Pendant les heures qui suivirent, le maquis de Valensole fut encerclé et attaqué par une colonne blindée, chars, automitrailleuses etc... Il y eut un accrochage en début, mais voyant l’importance de l’attaque, on reçut l’ordre de débrayer en se repliant dans les bois. Comment lutter, mitraillettes contre blindés !... Aussi, on se dispersa, chacun s’en alla de son côté. On cacha, on enterra nos armes.,

Pour quant à moi, je décidais de rejoindre le Revest. Je savais trouver d’autres maquis. Je pris donc la route à travers bois, en ayant bien soin de n’emprunter ni route ni chemin. Il faisait à peine jour, quand j’arrivai au bord de la Durance, vers le lieudit Le Bar. La rivière était grosse et soufflait fort, et pourtant, il fallait traverser. Je cherchais un endroit propice. Le pantalon retroussé, un petit sac au dos, je me munis d’un gourdin et j’essayais. L’eau était froide, le courant très fort. Bien calé sur mon bâton, je progressais pourtant et peu à peu le parvins à la berge. Je m’époussetais un peu. J’étais trempé jusqu’aux hanches, mais bien content d’avoir pu enfin traverser l’obstacle. Mais je n’étais pas encore sauvé.

Je repars donc entre les roseaux de la berge. Quelques mètres plus loin, que vois-je ? Deux Fritz en vélo, mitraillette au guidon, venant droit sur moi.
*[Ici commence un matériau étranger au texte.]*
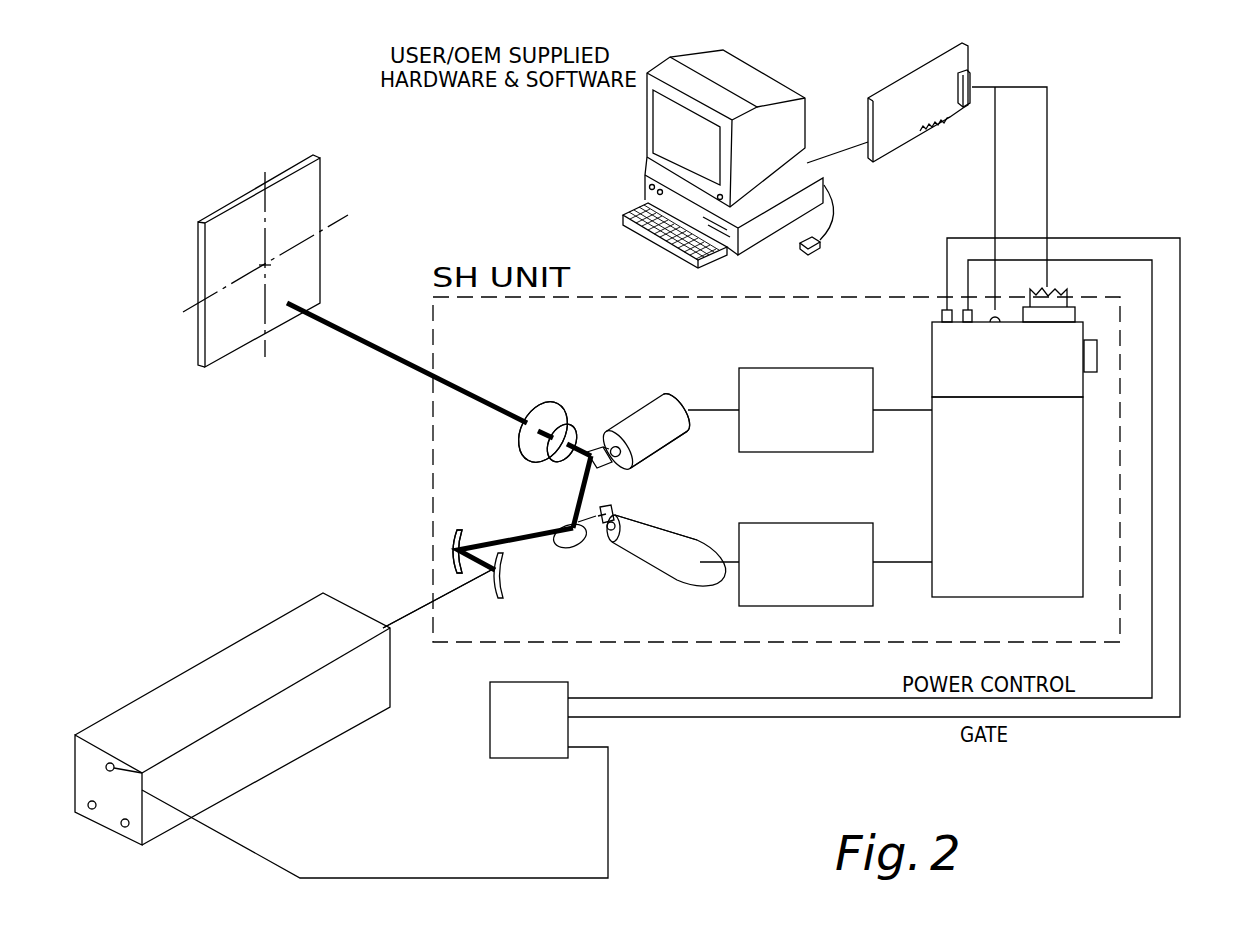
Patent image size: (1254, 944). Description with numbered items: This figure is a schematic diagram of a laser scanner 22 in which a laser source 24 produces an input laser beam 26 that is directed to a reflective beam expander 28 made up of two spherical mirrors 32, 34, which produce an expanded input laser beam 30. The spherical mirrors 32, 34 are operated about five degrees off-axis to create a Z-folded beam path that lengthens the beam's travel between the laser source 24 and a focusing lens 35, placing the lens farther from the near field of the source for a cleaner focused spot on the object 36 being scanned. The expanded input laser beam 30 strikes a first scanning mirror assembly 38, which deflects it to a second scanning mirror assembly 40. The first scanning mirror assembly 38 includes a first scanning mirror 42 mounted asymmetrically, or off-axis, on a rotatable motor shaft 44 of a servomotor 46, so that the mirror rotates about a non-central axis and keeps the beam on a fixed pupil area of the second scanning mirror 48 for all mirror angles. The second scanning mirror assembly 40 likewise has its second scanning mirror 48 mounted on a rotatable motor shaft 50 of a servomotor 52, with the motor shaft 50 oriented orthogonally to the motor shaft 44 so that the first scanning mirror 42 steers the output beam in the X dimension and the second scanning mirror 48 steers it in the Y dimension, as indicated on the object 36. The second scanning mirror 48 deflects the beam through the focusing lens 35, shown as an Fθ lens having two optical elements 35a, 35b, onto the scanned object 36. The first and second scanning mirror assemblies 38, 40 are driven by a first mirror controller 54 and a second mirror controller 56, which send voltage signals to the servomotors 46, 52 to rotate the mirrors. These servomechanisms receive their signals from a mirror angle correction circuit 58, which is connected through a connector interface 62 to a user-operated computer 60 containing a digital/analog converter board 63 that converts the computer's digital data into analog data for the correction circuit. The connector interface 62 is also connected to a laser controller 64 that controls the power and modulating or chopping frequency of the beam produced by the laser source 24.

Trop tard pour fuir ou pour réagir, car en me voyant, les Fritz s’arrêtent, mettent pied à terre et me détaillent des pieds à la tête. Dans une telle situation, les réflexes seuls dirigent les débats, sans qu’on y soit pour quelque chose ! Mes réflexes à moi me furent salutaires. À la vue de mes deux ennemis donc, je n’eus aucune réaction. Rien. Au contraire, je me mis aussitôt à siffloter sans savoir pourquoi et un petit sourire en coin. Je ne changeais pas mon allure. Je croisais donc les deux Fritz sûr de moi et sans me retourner, comme si de rien n’était. Je marchai sans accélérer. J’entendis tout d’abord un charabia en Allemand, et toujours sans tourner la tête en sifflotant, je m’éloignais. Je m’attendais à recevoir une rafale de mitraillette car je commençais à réaliser que ces deux-là étaient envoyés pour cerner le bord de la Durance et flinguer ceux qui traversaient !

En effet, il y en a qui furent tués. Je m’éloignais. Les secondes me parurent des siècles. Je ne sais pas combien de temps se passa. J’avais les jambes en coton, les tripes tordues. Toujours rien, Enfin, je reprenais un peu d’espoir... Quelques temps après, certain d’être assez loin, je me retournais,.. Plus rien !... Ouf !

Mors, je me suis mis à courir tant que je pus, combien de temps ? Enfin, essoufflé, je m’affalais dans un taillis et repris un peu des forces. Je l’avais échappé belle !

La peur, je la ressentis à ce moment là. Car je pensais que si je n’avais pas eu cette attitude décontractée, ou si j’avais été fouillé, avec le pistolet 7/65 qui se trouvait dans mon sac, eh bien, mon compte était réglé sur place !

Je repris donc mes esprits, fouillant dans mon sac, pris mon pétard, bien décidé à m’en servir à la première occasion, et repris mon chemin à travers la nature1 direction Villeneuve. En marchant, je réalisais que ce n’était pas mon heure ! Je remerciai la Bonne Mère !

Arrivé en face de Villeneuve, je fus interpelé par un maquis. Je me présentais au chef et expliquais mon histoire. On m’invita à casser la croûte. Je bus un bon coup, et bien qu’on me proposât de rester, je pris congé et repris la direction du Revest où je parvins en fin d’après-midi.

Tout le monde fut content de me voir. Albert et Germain étaient branchés au maquis de Ganagobie. Maxime s’occupait du maquis de Montlaux, avec un nommé Testanière. On m’y recruta. Le groupe fusionnait avec Ssint-Etienne les Orgues.

Me revoilà incorporé. Le camp n’était pas loin du Revest, ce qui nous permit quelquefois d’aller y coucher. C’était bien mieux que la belle étoile !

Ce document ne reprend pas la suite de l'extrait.